M. Williams d’Yves Martin, éditions Le Pont de l’Épée, 1985

Yves Martin, M. Williams
éditions Le Pont de l’Épée, 1985

Ce huitième ouvrage d’Yves Martin, en poésie, confirme le génie de son auteur. Le mot est fort, mais je ne fais que reprendre le trait généreux de Raphaël Sorin, dans Le Monde du 25 novembre 1983. Yves Martin, né en 1936, a publié aussi des nouvelles, peut-être moins convaincantes, et divers textes en prose. Ici, Martin renoue avec le poème long de ses débuts. Le recueil en compte une dizaine avoisinant peu ou prou la douzaine de pages. À côté de ces poèmes au long cours, volontiers narratifs, on trouve ici et là quelques poèmes de révolte. Cette veine-là avait suscité l’enthousiasme pour le Marcheur, le recueil de 1972 [depuis réédité à la Table Ronde, dans la petite Vermillon].

L’univers d’Yves Martin, c’est celui d’un récent chômeur involontaire. Il hante les bistrots et les cinés, poursuit les trop jeunes filles et se confie aux ‘professionnelles’ pour les urgences. Il change de trottoir, mais pas sa solitude. Pourtant il renoue en esprit avec ses père, mère, amis, la mort et le chaperon rouge. Tout le passé et l’onirisme du bonhomme forment une vapeur d’alambic sous les yeux. Martin jargonne. Il tonne, il jure et, tout à la fois, caresse son vieux cartable d’écolier qui lui scie encore les épaules.

La patte de poète et son humour brassent l’impossible à demi rêvé et le quotidien le plus misérable. Mais ce mélange étonnant bascule sans cesse dans le fantastique. L’opération reste maîtrisée, l’extraordinaire naturel. Martin réussit à mettre en lumière force contradictions. Cette poésie qu’on dirait glisser entre deux vins dévoile une lucidité sans faille. La bascule est le propre de l’image, tout particulièrment de l’oxymore. Martin crée, comme il dit, sa “voltigeante nostalgie”. L’humour enfin tempère l’angoisse qui le porte : « La glace ne rend pas toujours les têtes. »
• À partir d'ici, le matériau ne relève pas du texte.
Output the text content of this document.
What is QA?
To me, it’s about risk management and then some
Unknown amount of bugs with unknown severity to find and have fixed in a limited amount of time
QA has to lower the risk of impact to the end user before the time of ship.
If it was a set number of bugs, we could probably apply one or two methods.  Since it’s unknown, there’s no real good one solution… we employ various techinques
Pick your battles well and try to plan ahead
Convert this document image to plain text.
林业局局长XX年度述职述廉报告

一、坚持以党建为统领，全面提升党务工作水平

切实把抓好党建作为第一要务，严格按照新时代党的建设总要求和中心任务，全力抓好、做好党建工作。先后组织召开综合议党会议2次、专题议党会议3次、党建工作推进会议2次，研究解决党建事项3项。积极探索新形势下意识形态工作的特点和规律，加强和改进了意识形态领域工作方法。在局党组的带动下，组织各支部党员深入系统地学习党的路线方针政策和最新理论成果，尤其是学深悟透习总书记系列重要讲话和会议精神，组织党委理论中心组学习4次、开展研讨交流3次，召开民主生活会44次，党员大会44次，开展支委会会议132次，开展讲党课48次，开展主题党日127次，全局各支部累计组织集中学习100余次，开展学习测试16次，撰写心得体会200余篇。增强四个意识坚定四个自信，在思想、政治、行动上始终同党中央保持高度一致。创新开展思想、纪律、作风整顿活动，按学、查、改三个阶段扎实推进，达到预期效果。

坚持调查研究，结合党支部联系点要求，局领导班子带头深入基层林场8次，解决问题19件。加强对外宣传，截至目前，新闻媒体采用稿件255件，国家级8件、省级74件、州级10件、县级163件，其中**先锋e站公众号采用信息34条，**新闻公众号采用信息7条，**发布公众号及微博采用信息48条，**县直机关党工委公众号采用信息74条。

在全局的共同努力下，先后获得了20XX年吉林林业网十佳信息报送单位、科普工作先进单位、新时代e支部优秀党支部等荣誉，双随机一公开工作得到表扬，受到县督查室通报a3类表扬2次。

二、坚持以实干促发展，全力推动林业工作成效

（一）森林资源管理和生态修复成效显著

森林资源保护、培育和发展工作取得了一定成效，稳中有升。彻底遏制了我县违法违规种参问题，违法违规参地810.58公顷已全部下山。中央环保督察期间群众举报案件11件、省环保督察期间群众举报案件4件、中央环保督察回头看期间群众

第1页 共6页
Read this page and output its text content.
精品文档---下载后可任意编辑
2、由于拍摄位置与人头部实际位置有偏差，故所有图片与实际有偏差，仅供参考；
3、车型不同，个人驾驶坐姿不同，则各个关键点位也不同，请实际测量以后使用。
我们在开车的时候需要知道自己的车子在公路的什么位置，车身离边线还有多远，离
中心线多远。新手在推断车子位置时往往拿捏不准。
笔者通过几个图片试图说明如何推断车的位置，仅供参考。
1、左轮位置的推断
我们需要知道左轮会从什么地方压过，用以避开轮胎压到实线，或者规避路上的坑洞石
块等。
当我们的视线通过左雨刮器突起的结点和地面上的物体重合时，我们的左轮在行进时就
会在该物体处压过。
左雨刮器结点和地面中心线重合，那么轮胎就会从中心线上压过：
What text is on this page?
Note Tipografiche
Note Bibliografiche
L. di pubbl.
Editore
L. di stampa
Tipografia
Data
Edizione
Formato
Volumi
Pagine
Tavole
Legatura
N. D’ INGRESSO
Peut-être bien qu’Yves Martin, c’est Dürer au vingtième siècle, c’est-à-dire la douce dérision au carré, dans le portrait qu’il donne de lui-même. Oublions que l’art devrait être à la casse, et gardons la tendresse. « Piéton de Paris, fichtre ! / J’ai la patte vissée, le muffle roide, / le calot pas très guilledou, / De ceux que le coyotte dépasse / Avec un humour particulier. » Ce volume n’est sans doute pas le meilleur de ce poète dont l’orgue de barbarie peut lasser. Pour autant, ignorer cette œuvre serait faire preuve de stupidité poétique. Il n’y a que les robots, Martin dirait les structuralistes, pour se satisfaire de leurs œillères.